Abzugsfähigkeit der aus privaten Mitteln entrichteten Einmalzahlung für eine private Lebensversicherung als Betriebsausgabe

 Leitsatz

1. Nachdem die Arbeitgeberbeiträge zur Sozialversicherung durch das Arbeitsverhältnis und damit betrieblich veranlasst sind, ist der umgekehrte Vorgang der Weiterleitung von der Sozialversicherung erstatteter Arbeitgeberbeiträge an den Arbeitnehmer ebenfalls betrieblich veranlasst. Der Erstattungsbetrag steht dem Arbeitnehmer zu. Durch einen Einbehalt würde der Arbeitgeber einen ihm nicht zustehenden Vermögensvorteil erlangen.

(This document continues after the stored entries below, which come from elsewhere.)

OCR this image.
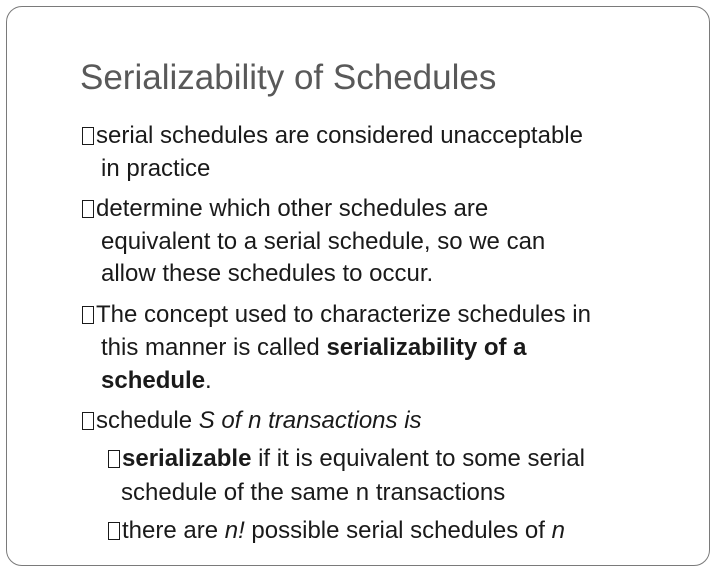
Serializability of Schedules
serial schedules are considered unacceptable
in practice
determine which other schedules are
equivalent to a serial schedule, so we can
allow these schedules to occur.
The concept used to characterize schedules in
this manner is called serializability of a
schedule.
schedule S of n transactions is
serializable if it is equivalent to some serial
schedule of the same n transactions
there are n! possible serial schedules of n
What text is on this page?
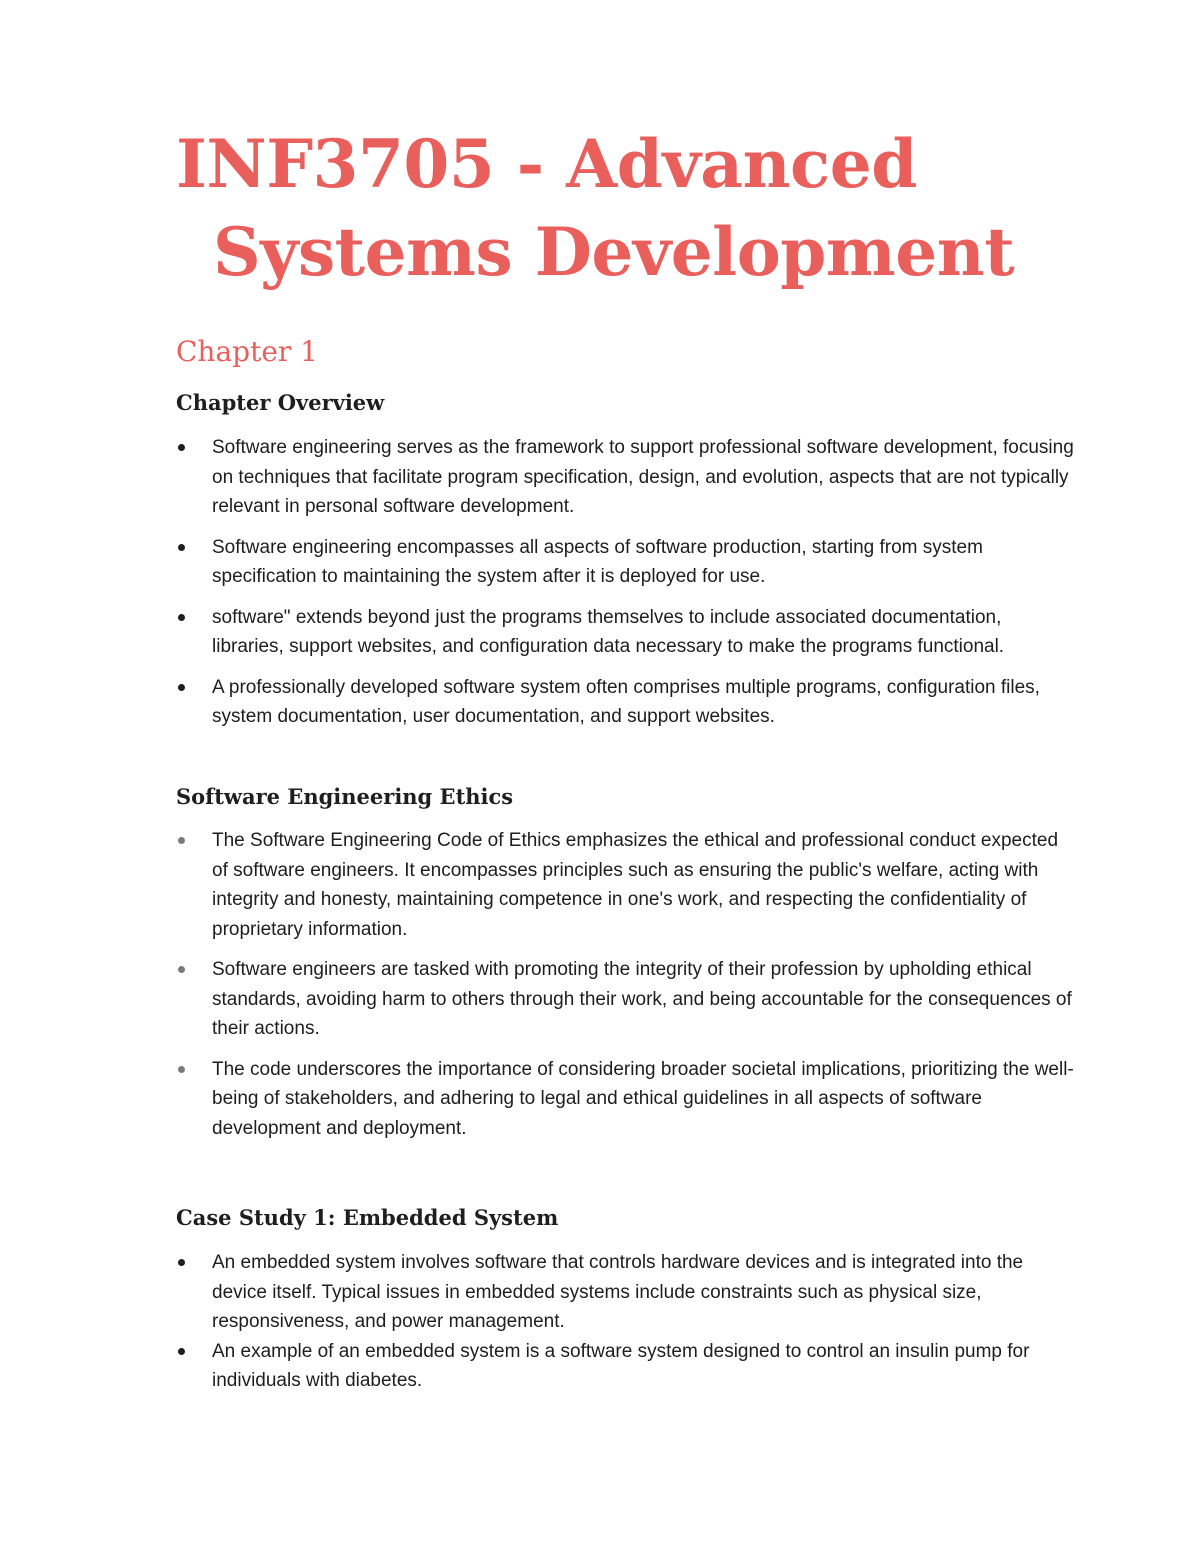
INF3705 - Advanced

Systems Development
Chapter 1
Chapter Overview
Software engineering serves as the framework to support professional software development, focusing on techniques that facilitate program specification, design, and evolution, aspects that are not typically relevant in personal software development.
Software engineering encompasses all aspects of software production, starting from system specification to maintaining the system after it is deployed for use.
software" extends beyond just the programs themselves to include associated documentation, libraries, support websites, and configuration data necessary to make the programs functional.
A professionally developed software system often comprises multiple programs, configuration files, system documentation, user documentation, and support websites.
Software Engineering Ethics
The Software Engineering Code of Ethics emphasizes the ethical and professional conduct expected of software engineers. It encompasses principles such as ensuring the public's welfare, acting with integrity and honesty, maintaining competence in one's work, and respecting the confidentiality of proprietary information.
Software engineers are tasked with promoting the integrity of their profession by upholding ethical standards, avoiding harm to others through their work, and being accountable for the consequences of their actions.
The code underscores the importance of considering broader societal implications, prioritizing the well-being of stakeholders, and adhering to legal and ethical guidelines in all aspects of software development and deployment.
Case Study 1: Embedded System
An embedded system involves software that controls hardware devices and is integrated into the device itself. Typical issues in embedded systems include constraints such as physical size, responsiveness, and power management.
An example of an embedded system is a software system designed to control an insulin pump for individuals with diabetes.
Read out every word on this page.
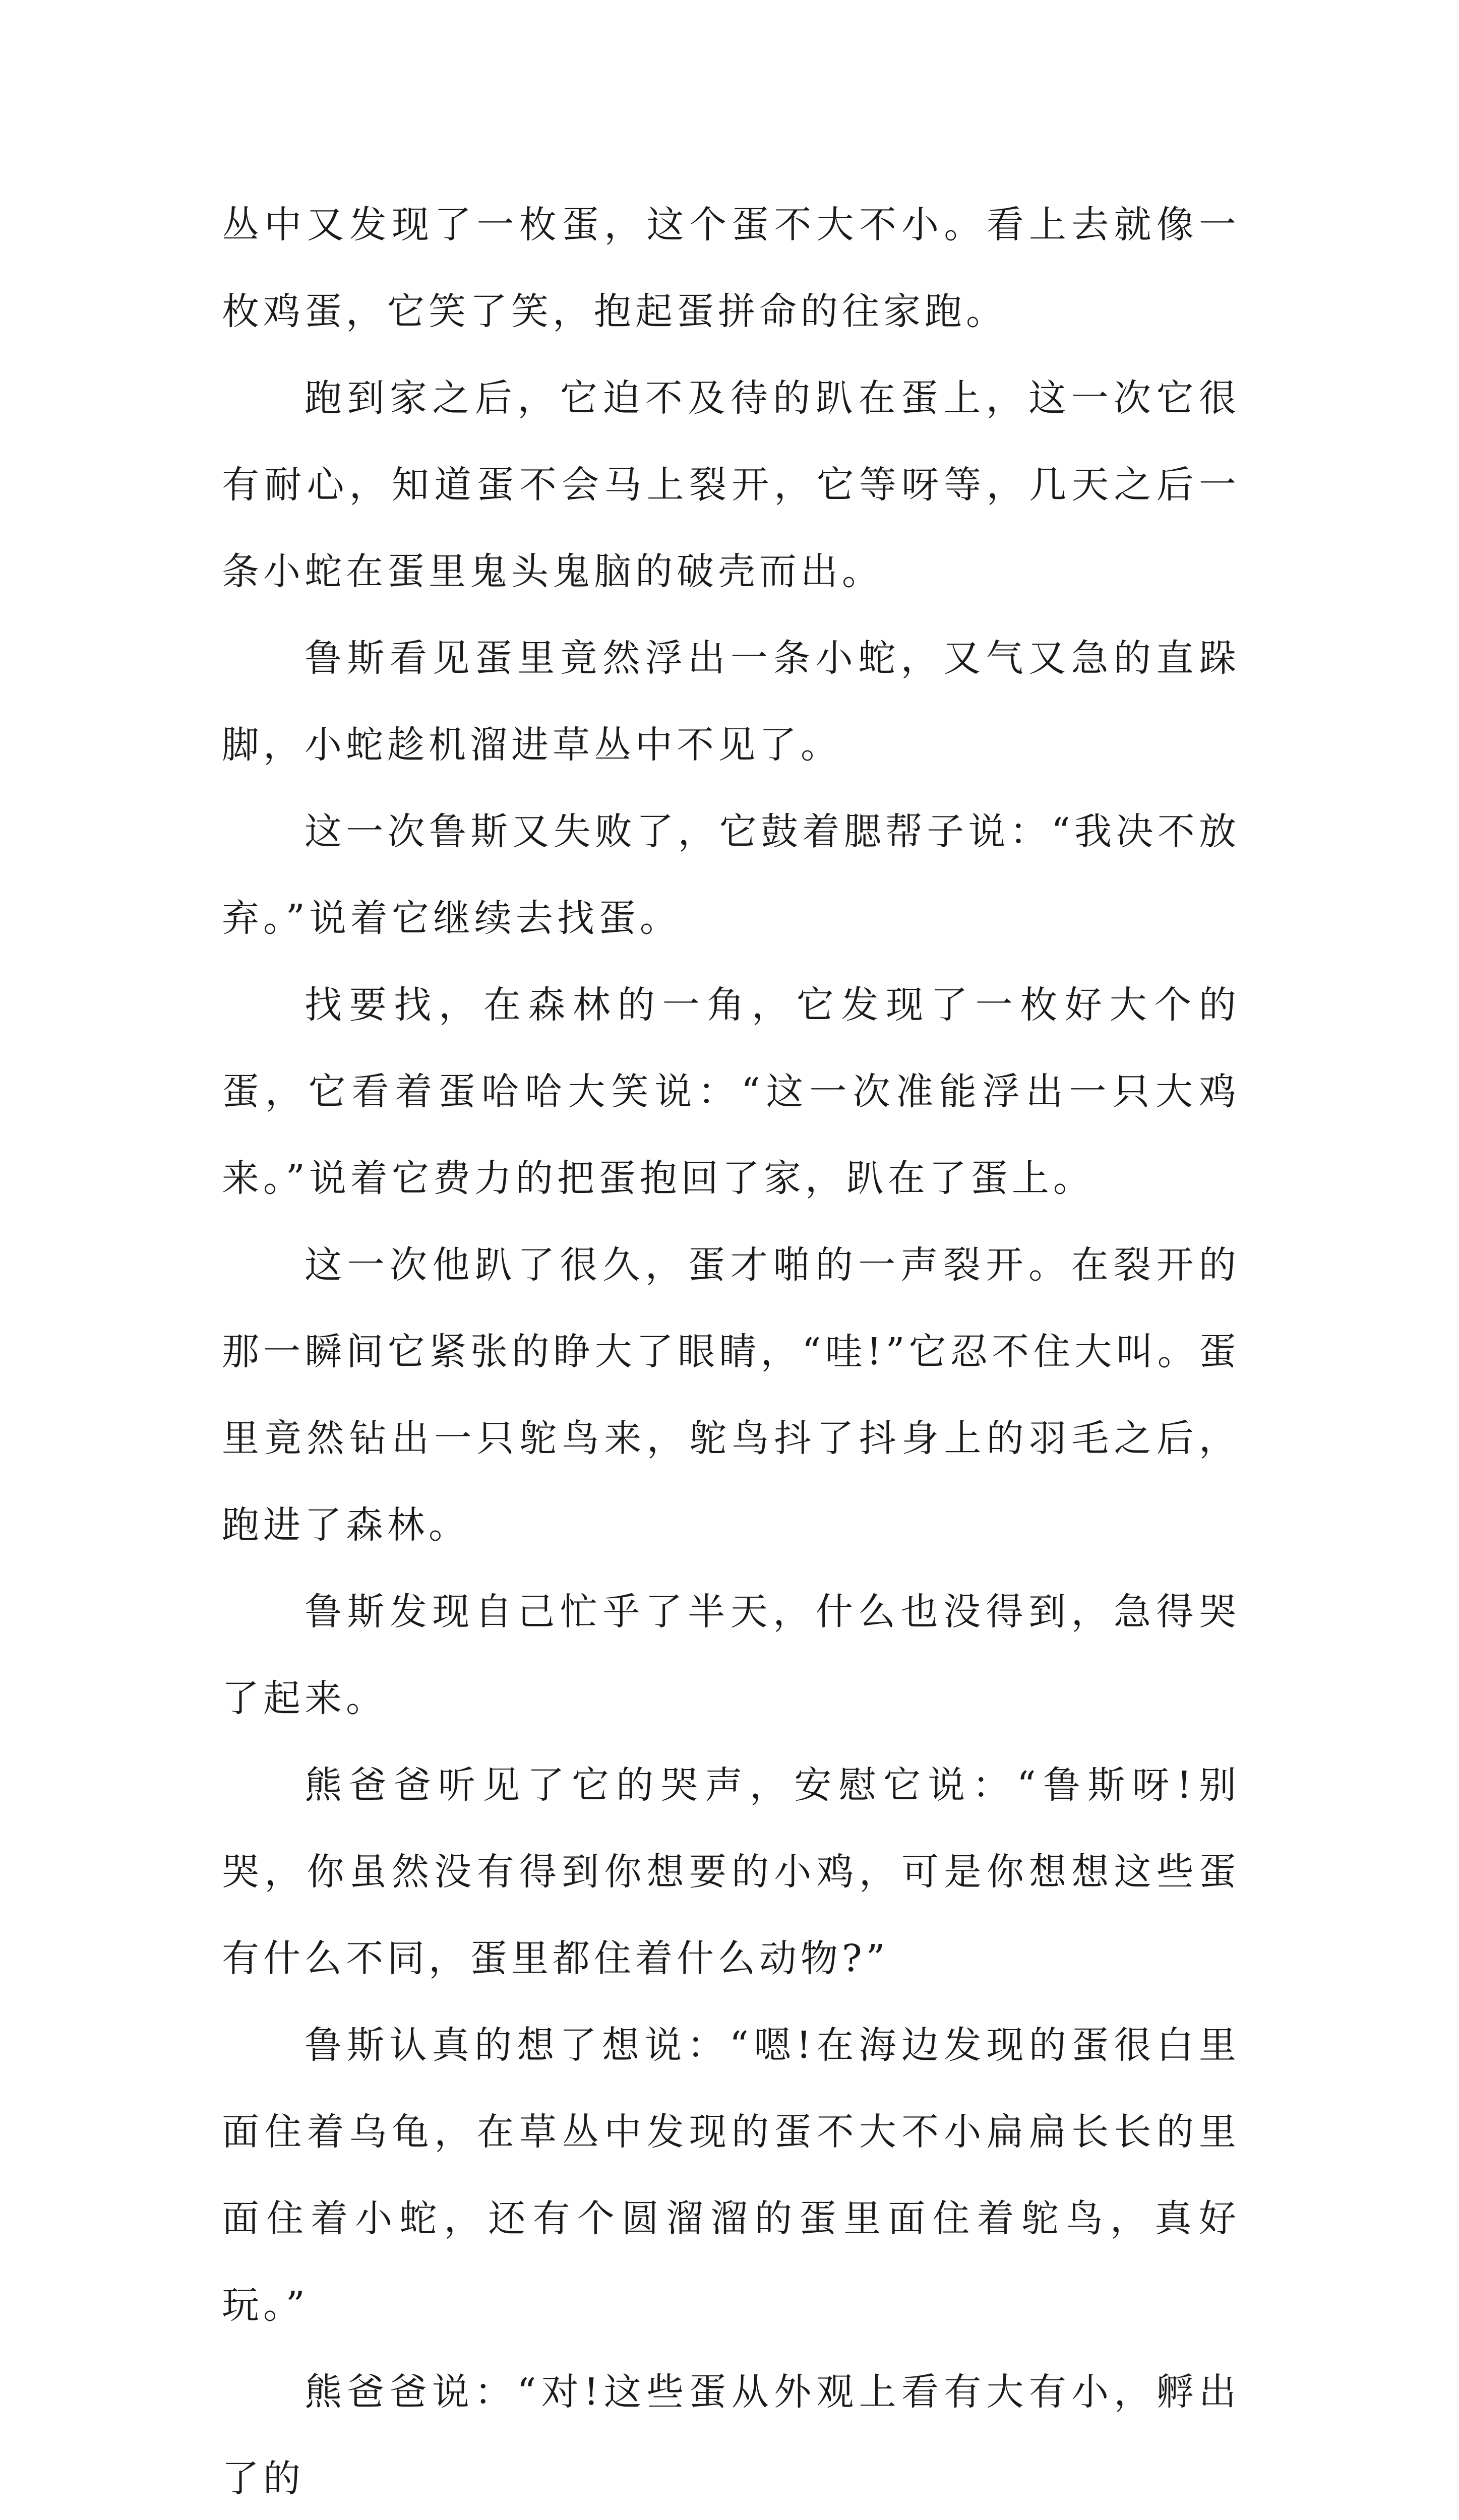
丛中又发现了一枚蛋，这个蛋不大不小。看上去就像一枚鸡蛋，它笑了笑，抱起蛋拼命的往家跑。

跑到家之后，它迫不及待的趴在蛋上，这一次它很有耐心，知道蛋不会马上裂开，它等呀等，几天之后一条小蛇在蛋里鬼头鬼脑的破壳而出。

鲁斯看见蛋里竟然浮出一条小蛇，又气又急的直跺脚，小蛇趁机溜进草丛中不见了。

这一次鲁斯又失败了，它鼓着腮帮子说：“我决不放弃。”说着它继续去找蛋。

找要找，在森林的一角，它发现了一枚好大个的蛋，它看着蛋哈哈大笑说：“这一次准能浮出一只大鸡来。”说着它费力的把蛋抱回了家，趴在了蛋上。

这一次他趴了很久，蛋才啪的一声裂开。在裂开的那一瞬间它紧张的睁大了眼睛，“哇!”它忍不住大叫。蛋里竟然钻出一只鸵鸟来，鸵鸟抖了抖身上的羽毛之后，跑进了森林。

鲁斯发现自己忙乎了半天，什么也没得到，急得哭了起来。

熊爸爸听见了它的哭声，安慰它说：“鲁斯呀!别哭，你虽然没有得到你想要的小鸡，可是你想想这些蛋有什么不同，蛋里都住着什么动物?”

鲁斯认真的想了想说：“嗯!在海边发现的蛋很白里面住着乌龟，在草丛中发现的蛋不大不小扁扁长长的里面住着小蛇，还有个圆溜溜的蛋里面住着鸵鸟，真好玩。”

熊爸爸说：“对!这些蛋从外观上看有大有小，孵出了的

2. Als für den Betriebsausgabenabzug unschädlicher abgekürzter Zahlungsweg ist die Leistung des Erstattungsbeitrags der Sozialversicherung zu Gunsten des im Unternehmen angestellten Sohnes anzusehen, wenn der als Betriebseinnahme gebuchte und auf ein privates Konto eingezahlte Betrag nicht direkt an den Sohn ausgezahlt, sondern zum Abschluss einer Lebensversicherung zu dessen Gunsten verwendet wird und dafür vom privaten Konto ein den Erstattungsbetrag in der Höhe nicht übersteigender Betrag gezahlt wird. Die Zahlung an die Lebensversicherung ist dann als Betriebsausgabe abzugsfähig, wenn ein deutlicher zeitlicher Zusammenhang zwischen der Zahlung der Sozialversicherung und der Zahlung an die Lebensversicherung von etwa einem Jahr besteht.

 Gesetze

EStG § 4 Abs. 4
EStG § 12 Nr. 1
SGB VI § 1 S. 1 Nr. 1

 Tatbestand:

Die Beteiligten streiten darum, ob eine Zahlung in Höhe von EUR 30 092,73 als Betriebsausgabe anzuerkennen ist.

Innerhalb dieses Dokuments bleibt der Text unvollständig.